セミナーや研修の講師をすることがある。その中でも、公的機関のセミナー講師をしていてよく思うことがある。
公的機関のセミナー等は、参加費が無料のことが多いが、それは主催者側が経費を負担している(税金を使っている)という意識を忘れないこと。どういうことかというと、まず主催者の意向や要望を踏まえた内容にするように、こちらのアイデアを提案しながらも丁寧な打ち合わせをすることだろう。また、参加者に対しては公平であることやマナーをきちんとすることが大事だと思う。テーマに対しても様々な捉え方や考え方の参加者がおり、中にはセミナーの主旨に合わない参加者もいることがある。それでも、来てくれたことをねぎらい、なるべく帰る時には来てみて良かったと思われるようにしたい。時々、自分が主催者でないのに講師という立場を利用して参加者に仕事の営業をかけるような立場をわきまえない者もいるが、そんな態度は見られていて次のオファーはかからなくなる。

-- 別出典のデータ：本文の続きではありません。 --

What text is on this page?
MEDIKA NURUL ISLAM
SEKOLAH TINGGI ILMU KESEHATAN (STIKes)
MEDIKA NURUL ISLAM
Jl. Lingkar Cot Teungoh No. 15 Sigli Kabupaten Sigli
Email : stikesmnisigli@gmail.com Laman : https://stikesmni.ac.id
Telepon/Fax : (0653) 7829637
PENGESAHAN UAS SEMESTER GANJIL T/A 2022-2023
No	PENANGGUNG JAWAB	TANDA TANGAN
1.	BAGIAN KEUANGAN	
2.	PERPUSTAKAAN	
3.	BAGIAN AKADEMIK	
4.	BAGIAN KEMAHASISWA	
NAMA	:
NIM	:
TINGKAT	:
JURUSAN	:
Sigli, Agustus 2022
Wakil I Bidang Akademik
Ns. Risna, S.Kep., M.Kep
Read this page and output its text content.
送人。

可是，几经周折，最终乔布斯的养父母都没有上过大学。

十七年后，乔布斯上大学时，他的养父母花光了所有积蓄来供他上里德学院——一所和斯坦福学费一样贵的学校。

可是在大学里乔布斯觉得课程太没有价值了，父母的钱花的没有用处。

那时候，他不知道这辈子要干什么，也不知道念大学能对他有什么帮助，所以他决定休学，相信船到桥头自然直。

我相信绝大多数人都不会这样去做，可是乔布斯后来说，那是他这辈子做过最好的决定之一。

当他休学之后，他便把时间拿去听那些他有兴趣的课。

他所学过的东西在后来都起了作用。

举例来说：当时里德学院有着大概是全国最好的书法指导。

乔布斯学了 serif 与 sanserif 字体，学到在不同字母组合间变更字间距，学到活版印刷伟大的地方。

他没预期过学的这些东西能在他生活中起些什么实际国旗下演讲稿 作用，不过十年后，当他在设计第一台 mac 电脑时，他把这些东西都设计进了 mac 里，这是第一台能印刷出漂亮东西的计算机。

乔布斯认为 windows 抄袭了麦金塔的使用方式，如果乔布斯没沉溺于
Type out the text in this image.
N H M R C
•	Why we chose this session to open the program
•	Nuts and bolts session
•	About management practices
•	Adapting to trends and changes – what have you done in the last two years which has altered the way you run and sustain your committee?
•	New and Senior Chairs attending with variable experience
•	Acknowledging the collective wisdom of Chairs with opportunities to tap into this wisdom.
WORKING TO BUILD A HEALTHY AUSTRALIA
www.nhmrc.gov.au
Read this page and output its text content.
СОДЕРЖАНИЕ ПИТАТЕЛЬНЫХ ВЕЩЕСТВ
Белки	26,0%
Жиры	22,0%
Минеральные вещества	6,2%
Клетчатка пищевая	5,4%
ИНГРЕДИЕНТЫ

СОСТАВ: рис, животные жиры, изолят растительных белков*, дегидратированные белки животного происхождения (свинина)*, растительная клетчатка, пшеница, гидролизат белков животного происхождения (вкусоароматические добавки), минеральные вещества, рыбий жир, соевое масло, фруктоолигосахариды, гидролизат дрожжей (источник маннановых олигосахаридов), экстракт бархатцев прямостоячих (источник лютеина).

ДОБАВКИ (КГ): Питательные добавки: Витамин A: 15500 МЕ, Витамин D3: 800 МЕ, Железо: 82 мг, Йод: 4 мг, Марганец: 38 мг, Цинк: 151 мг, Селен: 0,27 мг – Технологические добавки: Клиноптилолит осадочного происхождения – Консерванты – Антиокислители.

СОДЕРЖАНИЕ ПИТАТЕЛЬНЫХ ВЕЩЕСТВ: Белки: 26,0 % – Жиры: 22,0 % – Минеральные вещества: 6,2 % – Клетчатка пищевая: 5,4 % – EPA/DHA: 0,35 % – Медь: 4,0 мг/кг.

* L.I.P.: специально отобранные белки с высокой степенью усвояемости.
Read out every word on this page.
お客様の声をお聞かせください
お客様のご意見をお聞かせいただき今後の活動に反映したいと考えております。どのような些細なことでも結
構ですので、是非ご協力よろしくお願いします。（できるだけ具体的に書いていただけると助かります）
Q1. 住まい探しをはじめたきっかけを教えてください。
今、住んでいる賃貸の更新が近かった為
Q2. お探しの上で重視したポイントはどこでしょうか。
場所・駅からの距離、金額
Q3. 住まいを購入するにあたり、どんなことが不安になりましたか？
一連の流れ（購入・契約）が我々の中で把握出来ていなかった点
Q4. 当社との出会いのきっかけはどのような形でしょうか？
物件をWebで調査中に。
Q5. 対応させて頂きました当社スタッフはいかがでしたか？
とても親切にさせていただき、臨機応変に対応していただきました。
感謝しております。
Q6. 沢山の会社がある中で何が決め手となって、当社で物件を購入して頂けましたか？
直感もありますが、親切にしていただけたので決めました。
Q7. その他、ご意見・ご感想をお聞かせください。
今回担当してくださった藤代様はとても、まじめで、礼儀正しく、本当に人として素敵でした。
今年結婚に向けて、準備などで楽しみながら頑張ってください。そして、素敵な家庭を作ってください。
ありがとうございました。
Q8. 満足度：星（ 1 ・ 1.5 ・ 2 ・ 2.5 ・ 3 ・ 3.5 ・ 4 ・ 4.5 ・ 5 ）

先日も公的機関主催で地元での起業に関するセミナーの講師をした。講師というよりは、イベント(クイズやワークショップ)を進行し、参加者の意見交換や交流を促進するファシリテーターのような意識でやった。これまでと同様に講師二人態勢でスタッフも巻き込みながらやったが、あくまでもイベントの主役は参加者で、できるだけ楽しく役に立つ場づくりをするのがこちらの役割と考えてやった。
そうすると、終了前に聞く参加者の感想やアンケートの記載も好評。「楽しかった」「やる気になった」と。また、不十分だったり気がつかなかったりしたことの指摘もあったりする。プラスの評価もうれしいが、コメントを書いてくれることもありがたいと考えている。もちろん、テーマや主旨に沿って伝えるべきことは伝え、事前の打ち合わせ通りにやることはやったうえでのこと。
セミナーや研修の主旨や内容によって講師の役割は変わるが、講師が上から目線になったり、自己主張が強すぎたりすると、参加者は見透かしていて、その時間はつまらないものになる。肩の力を抜いて、参加者と共に学び気づきを得る時間と場づくりをしているという意識をこれからも持った方が、講師の仕事も楽しくなる。講師が楽しそうにしていると、参加者同士の意見交換や交流も活発になる。多くの参加者は、講師の話を一方的に聞く時間よりも、そういう場を求めているように思う。
そんな場づくりのノウハウがあるわけではないが、講師も参加者も全員で「あいさつで始めて、あいさつで終わる」という姿勢は続けている。特に初めのあいさつで、場の雰囲気が変わるように思う。あとは参加者の様子や場の空気を見ながら、柔軟に、ブレずに、精一杯やり続けることだと思う。